In the end, life structures use their ability to store exergy and to replicate in order to speed up the production of entropy to bring the universe closer to equilibrium.

Life inside the Sun

Here's a thought-provoking question:
Is there life inside the middle of the sun???

Although it sounds like a silly question, it should not be an easily brushed off question.

By life, I mean a self-replicating mechanism for increasing the rate of entropy production of a system far-from-equilibrium.

So, is the Sun a non-equilibrium environment? Yes
There is a non-equilibrium composition of hydrogen. In equilibrium, the composition would contain significantly more helium...and, well, eventually iron.

Is it a linear non-equilibrium environment? (Such as linear gradient in temperature) No
The Sun is far from equilibrium because the actual composition of hydrogen is far from the eventual composition (helium or iron).

So, we know that there are currents inside the Sun's Radiative Zone (like free convection currents) that aid in the transport of energy from the center of Sun to the photosphere.

The question is: is the center of the Sun far enough away from equilibrium that self-replicating processes can thrive?

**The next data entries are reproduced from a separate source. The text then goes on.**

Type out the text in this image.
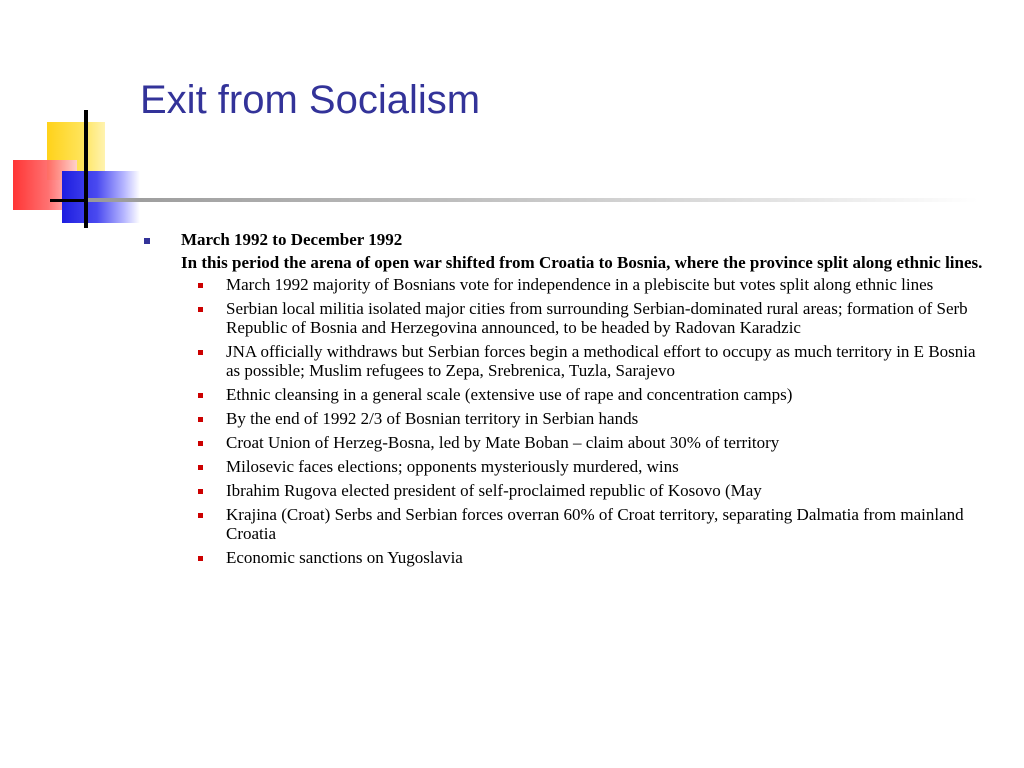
Exit from Socialism
March 1992 to December 1992
In this period the arena of open war shifted from Croatia to Bosnia, where the province split along ethnic lines.
March 1992 majority of Bosnians vote for independence in a plebiscite but votes split along ethnic lines
Serbian local militia isolated major cities from surrounding Serbian-dominated rural areas; formation of Serb Republic of Bosnia and Herzegovina announced, to be headed by Radovan Karadzic
JNA officially withdraws but Serbian forces begin a methodical effort to occupy as much territory in E Bosnia as possible; Muslim refugees to Zepa, Srebrenica, Tuzla, Sarajevo
Ethnic cleansing in a general scale (extensive use of rape and concentration camps)
By the end of 1992 2/3 of Bosnian territory in Serbian hands
Croat Union of Herzeg-Bosna, led by Mate Boban – claim about 30% of territory
Milosevic faces elections; opponents mysteriously murdered, wins
Ibrahim Rugova elected president of self-proclaimed republic of Kosovo (May
Krajina (Croat) Serbs and Serbian forces overran 60% of Croat territory, separating Dalmatia from mainland Croatia
Economic sanctions on Yugoslavia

For example, bacteria on Earth use catalysts to speed up the process converting sugars into CO2 and H2O. The energy derived in the oxidation process is used to grow more bacteria.

In the Sun's Core, there are also catalysts (such as carbon) that are used to speed up the process of converting hydrogen into helium. Is there someway to store the energy derived in the 4H to He process? If so, could the stored energy be used to create a copy of the "machine" that sped up the conversion of H to He?

While we are used to life being hydrocarbon-based, I think that we need to look outside of the box and extend our search for life in the universe. If life is defined as self-replicating mechanisms that increase the rate of entropy production in systems far from equilibrium, then we may have a much better chance of finding life than if we focus just on looking for plants and animals on other planets.

Let me know what you think.

[Note: see comment below and the following post. Right now, I'm less inclined to think that replicating structures exist in the center of the sun. Though, there are probably some dynamic structures in there even more complex than Jupiter's Red Eye.]